Inkpot developed out of the original HealthDoc Project (1994-2012) which developed Natural Language Generation systems to produce personalized health education materials. Inkpot's research methodology aims to combine knowledge-based and Machine Learning methods from Computational Linguistics to develop robust and reusable theories, methods, and software tools for Natural Language applications.
Inkpot is funded by the Natural Sciences and Engineering Research Council of Canada (NSERC) and the Social Sciences and Humanities Research Council of Canada (SSHRC).
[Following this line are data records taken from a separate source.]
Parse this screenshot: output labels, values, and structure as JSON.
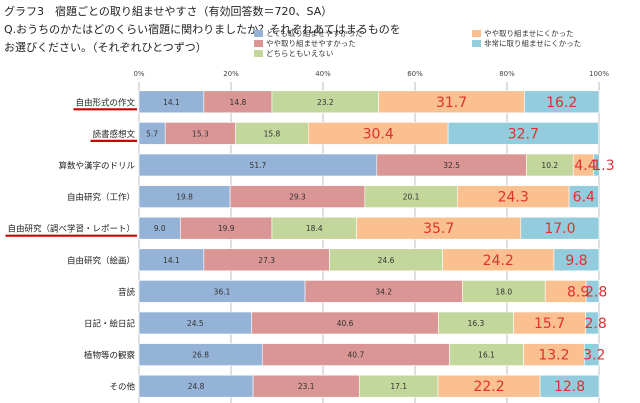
{
  "header": {
    "title": "グラフ3　宿題ごとの取り組ませやすさ（有効回答数＝720、SA）",
    "question_line1": "Q.おうちのかたはどのくらい宿題に関わりましたか？それぞれあてはまるものを",
    "question_line2": "お選びください。（それぞれひとつずつ）"
  },
  "colors": {
    "series": [
      "#95b3d7",
      "#d99694",
      "#c3d69b",
      "#fac090",
      "#93cddd"
    ],
    "highlight_text": "#e03030",
    "underline": "#cc0000",
    "grid": "#bfbfbf"
  },
  "chart_data": {
    "type": "bar",
    "orientation": "horizontal",
    "stacked": true,
    "percent": true,
    "title": "グラフ3　宿題ごとの取り組ませやすさ（有効回答数＝720、SA）",
    "xlim": [
      0,
      100
    ],
    "x_ticks": [
      "0%",
      "20%",
      "40%",
      "60%",
      "80%",
      "100%"
    ],
    "legend_position": "top-right",
    "categories": [
      "自由形式の作文",
      "読書感想文",
      "算数や漢字のドリル",
      "自由研究（工作）",
      "自由研究（調べ学習・レポート）",
      "自由研究（絵画）",
      "音読",
      "日記・絵日記",
      "植物等の観察",
      "その他"
    ],
    "underlined_categories": [
      "自由形式の作文",
      "読書感想文",
      "自由研究（調べ学習・レポート）"
    ],
    "series": [
      {
        "name": "とても取り組ませやすかった",
        "values": [
          14.1,
          5.7,
          51.7,
          19.8,
          9.0,
          14.1,
          36.1,
          24.5,
          26.8,
          24.8
        ]
      },
      {
        "name": "やや取り組ませやすかった",
        "values": [
          14.8,
          15.3,
          32.5,
          29.3,
          19.9,
          27.3,
          34.2,
          40.6,
          40.7,
          23.1
        ]
      },
      {
        "name": "どちらともいえない",
        "values": [
          23.2,
          15.8,
          10.2,
          20.1,
          18.4,
          24.6,
          18.0,
          16.3,
          16.1,
          17.1
        ]
      },
      {
        "name": "やや取り組ませにくかった",
        "values": [
          31.7,
          30.4,
          4.4,
          24.3,
          35.7,
          24.2,
          8.9,
          15.7,
          13.2,
          22.2
        ]
      },
      {
        "name": "非常に取り組ませにくかった",
        "values": [
          16.2,
          32.7,
          1.3,
          6.4,
          17.0,
          9.8,
          2.8,
          2.8,
          3.2,
          12.8
        ]
      }
    ],
    "display_labels": [
      [
        "14.1",
        "14.8",
        "23.2",
        "31.7",
        "16.2"
      ],
      [
        "5.7",
        "15.3",
        "15.8",
        "30.4",
        "32.7"
      ],
      [
        "51.7",
        "32.5",
        "10.2",
        "4.4",
        "1.3"
      ],
      [
        "19.8",
        "29.3",
        "20.1",
        "24.3",
        "6.4"
      ],
      [
        "9.0",
        "19.9",
        "18.4",
        "35.7",
        "17.0"
      ],
      [
        "14.1",
        "27.3",
        "24.6",
        "24.2",
        "9.8"
      ],
      [
        "36.1",
        "34.2",
        "18.0",
        "8.9",
        "2.8"
      ],
      [
        "24.5",
        "40.6",
        "16.3",
        "15.7",
        "2.8"
      ],
      [
        "26.8",
        "40.7",
        "16.1",
        "13.2",
        "3.2"
      ],
      [
        "24.8",
        "23.1",
        "17.1",
        "22.2",
        "12.8"
      ]
    ]
  }
}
We have been collaborating with Prof. Randy Harris (Department of English) and his students for the past several years on the development of a formal ontology of rhetorical figures and automated rhetorical annotation software tools. Ongoing work involves transfer of our informal database of rhetorical figuration to a relational database and a formal computational Semantic Web-based OWL (Web Ontology Language) ontology.
We are collaborating with Prof. Bob Mercer (Western University, Computer Science) and his students on the development of methods for mining information about argumentation structure from biomedical articles.
Mohammed Alliheedi (PhD). Thesis area: Mining argumentation structure in biomedical articles.
Omar Nafees (PhD) Thesis area: Computational analysis of relationships between rhetorical and argumentation structure in texts.
Jonathan Rodriguez (PhD). Topic area: Serious games.
George Ross (PhD, English). Topic area: Narrative in games.
Claus Strommer (PhD, 2011). Thesis title:
Pursuing the relations between saliency, context, intent, and
rhetorical figures in text media.
Jakub Gawryjolek (MMath, 1999). Thesis title: Automated
annotation and visualization of rhetorical figures.